Specialize launch dimensions¶

specialize_dims: bool
Specializes ThreadID.*, BlockDim.*, GridDim.* as constants.

This is useful when the kernel’s control flow depends on launch geometry (e.g., bounds checks, tiling, unrolling decisions).

Launch bounds controls¶

Launch bounds affect register allocation and occupancy. Mneme can optionally inject launch bounds into the generated kernel.

set_launch_bounds: bool
Enable launch bounds injection.
max_threads: int
Launch bound max_threads parameter.
min_blocks_per_sm: int
Launch bound min_blocks_per_sm parameter.

Validity constraints¶

Mneme enforces a basic constraint:

If launch bounds are enabled, max_threads must be ≥ total threads per block.

In other words:

max_threads >= block.x * block.y * block.z

The Python API exposes this via:

ExperimentConfiguration.is_valid()

Grounding unused values¶

When launch bounds are disabled, Mneme treats max_threads and min_blocks_per_sm as unused knobs. To make hashing stable and reduce configuration ambiguity, Mneme supports “grounding”:

ExperimentConfiguration.ground()

This sets unused launch-bounds fields to zero when set_launch_bounds=False.

Compilation and code generation knobs¶

These fields control how Mneme recompiles LLVM IR into a device object.

Pass pipeline¶

passes: str
The IR optimization pipeline specification, e.g. default<O3>.

This is the primary “compiler pipeline” knob for replay and tuning. It controls the sequence of transformations applied to the recorded LLVM IR before code generation.

Codegen optimization level¶

codegen_opt: int
Backend optimization level (typically 0–3).

This influences backend passes during machine code generation (register allocation heuristics, scheduling, etc.), distinct from IR-level pipelines.

Codegen method¶

codegen_method: str
Code generation strategy. Mneme currently supports:
"serial": compile in a single-threaded codegen path.

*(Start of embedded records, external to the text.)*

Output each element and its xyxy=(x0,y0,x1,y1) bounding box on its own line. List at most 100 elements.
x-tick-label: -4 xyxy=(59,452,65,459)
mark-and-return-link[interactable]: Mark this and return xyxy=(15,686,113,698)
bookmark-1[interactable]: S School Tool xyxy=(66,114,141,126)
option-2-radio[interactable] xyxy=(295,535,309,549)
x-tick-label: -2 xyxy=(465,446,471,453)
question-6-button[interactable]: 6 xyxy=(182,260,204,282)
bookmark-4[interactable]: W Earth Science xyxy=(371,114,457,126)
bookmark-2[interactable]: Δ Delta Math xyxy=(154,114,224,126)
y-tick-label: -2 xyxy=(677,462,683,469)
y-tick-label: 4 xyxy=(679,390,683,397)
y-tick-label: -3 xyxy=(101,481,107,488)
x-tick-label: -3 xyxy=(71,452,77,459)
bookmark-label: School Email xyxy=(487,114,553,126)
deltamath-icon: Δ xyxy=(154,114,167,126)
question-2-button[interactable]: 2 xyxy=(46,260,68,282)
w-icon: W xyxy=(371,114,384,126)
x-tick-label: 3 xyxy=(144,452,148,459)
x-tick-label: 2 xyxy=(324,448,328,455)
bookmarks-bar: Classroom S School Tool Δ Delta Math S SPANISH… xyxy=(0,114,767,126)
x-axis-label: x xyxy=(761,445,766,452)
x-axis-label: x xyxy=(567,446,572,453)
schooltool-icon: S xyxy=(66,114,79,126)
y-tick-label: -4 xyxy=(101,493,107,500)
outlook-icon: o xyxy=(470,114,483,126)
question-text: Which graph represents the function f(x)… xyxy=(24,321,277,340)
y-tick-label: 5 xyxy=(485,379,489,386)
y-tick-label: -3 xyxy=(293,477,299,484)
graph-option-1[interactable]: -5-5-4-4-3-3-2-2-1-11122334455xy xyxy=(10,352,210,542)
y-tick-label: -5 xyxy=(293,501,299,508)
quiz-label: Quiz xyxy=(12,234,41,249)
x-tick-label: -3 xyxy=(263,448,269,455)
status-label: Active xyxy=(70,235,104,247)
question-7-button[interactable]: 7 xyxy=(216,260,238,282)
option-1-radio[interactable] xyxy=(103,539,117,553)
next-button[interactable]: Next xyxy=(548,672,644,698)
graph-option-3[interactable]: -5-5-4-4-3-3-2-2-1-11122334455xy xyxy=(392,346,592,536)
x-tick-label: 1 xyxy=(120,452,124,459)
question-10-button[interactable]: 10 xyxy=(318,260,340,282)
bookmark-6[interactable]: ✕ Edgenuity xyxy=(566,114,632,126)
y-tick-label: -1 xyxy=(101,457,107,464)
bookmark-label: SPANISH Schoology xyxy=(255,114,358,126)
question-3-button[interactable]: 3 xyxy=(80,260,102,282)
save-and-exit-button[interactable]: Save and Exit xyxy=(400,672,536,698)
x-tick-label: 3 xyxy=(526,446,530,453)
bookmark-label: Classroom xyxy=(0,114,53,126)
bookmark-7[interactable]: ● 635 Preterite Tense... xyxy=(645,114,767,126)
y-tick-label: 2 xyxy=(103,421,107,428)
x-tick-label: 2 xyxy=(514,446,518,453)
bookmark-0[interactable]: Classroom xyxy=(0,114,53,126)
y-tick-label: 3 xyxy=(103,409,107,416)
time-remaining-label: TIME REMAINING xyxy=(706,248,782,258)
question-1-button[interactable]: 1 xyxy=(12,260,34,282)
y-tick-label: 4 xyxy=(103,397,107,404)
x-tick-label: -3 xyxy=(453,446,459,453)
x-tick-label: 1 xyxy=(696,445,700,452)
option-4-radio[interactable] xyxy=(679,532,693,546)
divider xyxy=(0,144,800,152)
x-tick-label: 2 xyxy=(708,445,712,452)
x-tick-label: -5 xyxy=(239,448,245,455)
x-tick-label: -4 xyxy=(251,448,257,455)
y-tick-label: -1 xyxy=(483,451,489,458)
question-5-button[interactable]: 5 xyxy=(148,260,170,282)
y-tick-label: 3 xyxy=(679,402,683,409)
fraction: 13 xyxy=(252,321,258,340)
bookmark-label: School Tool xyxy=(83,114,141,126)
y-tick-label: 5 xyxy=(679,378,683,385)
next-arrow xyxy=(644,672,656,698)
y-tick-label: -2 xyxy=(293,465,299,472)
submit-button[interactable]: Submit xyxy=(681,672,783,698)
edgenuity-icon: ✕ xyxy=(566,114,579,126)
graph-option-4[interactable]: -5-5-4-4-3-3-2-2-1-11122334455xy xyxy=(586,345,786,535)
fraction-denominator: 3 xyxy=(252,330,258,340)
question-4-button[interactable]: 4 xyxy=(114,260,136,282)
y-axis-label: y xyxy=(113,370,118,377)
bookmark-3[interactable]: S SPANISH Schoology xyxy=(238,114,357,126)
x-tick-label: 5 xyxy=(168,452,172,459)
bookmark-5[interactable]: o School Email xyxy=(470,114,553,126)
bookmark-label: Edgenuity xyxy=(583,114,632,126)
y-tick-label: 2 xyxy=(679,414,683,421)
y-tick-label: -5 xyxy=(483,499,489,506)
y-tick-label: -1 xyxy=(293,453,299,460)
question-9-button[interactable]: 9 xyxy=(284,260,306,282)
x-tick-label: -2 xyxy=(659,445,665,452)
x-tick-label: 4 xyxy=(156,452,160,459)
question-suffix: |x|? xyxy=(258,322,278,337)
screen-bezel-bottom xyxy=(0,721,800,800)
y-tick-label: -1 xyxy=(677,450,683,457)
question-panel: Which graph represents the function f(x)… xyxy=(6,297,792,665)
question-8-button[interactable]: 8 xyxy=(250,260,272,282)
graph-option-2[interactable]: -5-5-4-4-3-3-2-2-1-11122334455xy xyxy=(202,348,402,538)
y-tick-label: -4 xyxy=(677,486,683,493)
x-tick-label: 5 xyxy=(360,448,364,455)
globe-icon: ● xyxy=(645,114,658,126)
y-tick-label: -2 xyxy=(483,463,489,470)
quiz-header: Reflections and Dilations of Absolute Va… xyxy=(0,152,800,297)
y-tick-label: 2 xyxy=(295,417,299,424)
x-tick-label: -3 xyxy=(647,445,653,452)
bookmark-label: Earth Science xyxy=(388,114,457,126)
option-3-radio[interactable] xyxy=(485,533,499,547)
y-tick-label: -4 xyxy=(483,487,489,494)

Mneme exposes this knob because Proteus can support different backends over time; Mneme currently restricts it to what is supported and tested.

Mandatory replay hygiene¶

Mneme currently enforces two IR hygiene options:

prune: bool (currently mandatory True)
Enables IR pruning / dead-code elimination.
internalize: bool (currently mandatory True)
Internalizes symbols to reduce visibility and improve replay isolation.

These are exposed as fields because Mneme intends to explore and document their performance/correctness tradeoffs in the future, but today they are treated as always-on.

Configuration identity and hashing¶

Replay configurations are designed to be tracked and compared across runs.

ExperimentConfiguration.to_dict() produces a JSON-serializable view.
ExperimentConfiguration.hash() computes a stable SHA-256 digest over the normalized representation.

This enables: - stable experiment IDs, - caching of replay results, - reproducing “best configs” from tuning runs.

How this maps to the CLI¶

The mneme replay CLI flags correspond directly to configuration fields:

--grid-dim-* → grid.{x,y,z}
--block-dim-* → block.{x,y,z}
--shared-mem → shared_mem
--specialize / --no-specialize → specialize
--set-launch-bounds + --max-threads + --min-threads-per-block → launch bounds fields
--specialize-dims → specialize_dims
passes positional argument → passes
--codegen-opt → codegen_opt
--codegen-method → codegen_method

For CLI details, see Usage → CLI.

Recommended usage patterns¶

Start from a recorded instance (dynamic hash) and replay with defaults.
This gives a correctness baseline.
Change one family of knobs at a time:
launch geometry (block/grid),
specialization toggles,
pipeline (passes) and codegen opt.
Use hashing for reproducibility: persist the config dict and hash alongside performance results.

Summary¶

Replay configuration is Mneme’s “control surface” for: - reproducing recorded kernel executions, - enabling controlled experimentation, - defining tuning search spaces.

A single recorded kernel instance can be replayed under many configurations, but each configuration remains explicit, serializable, and reproducible.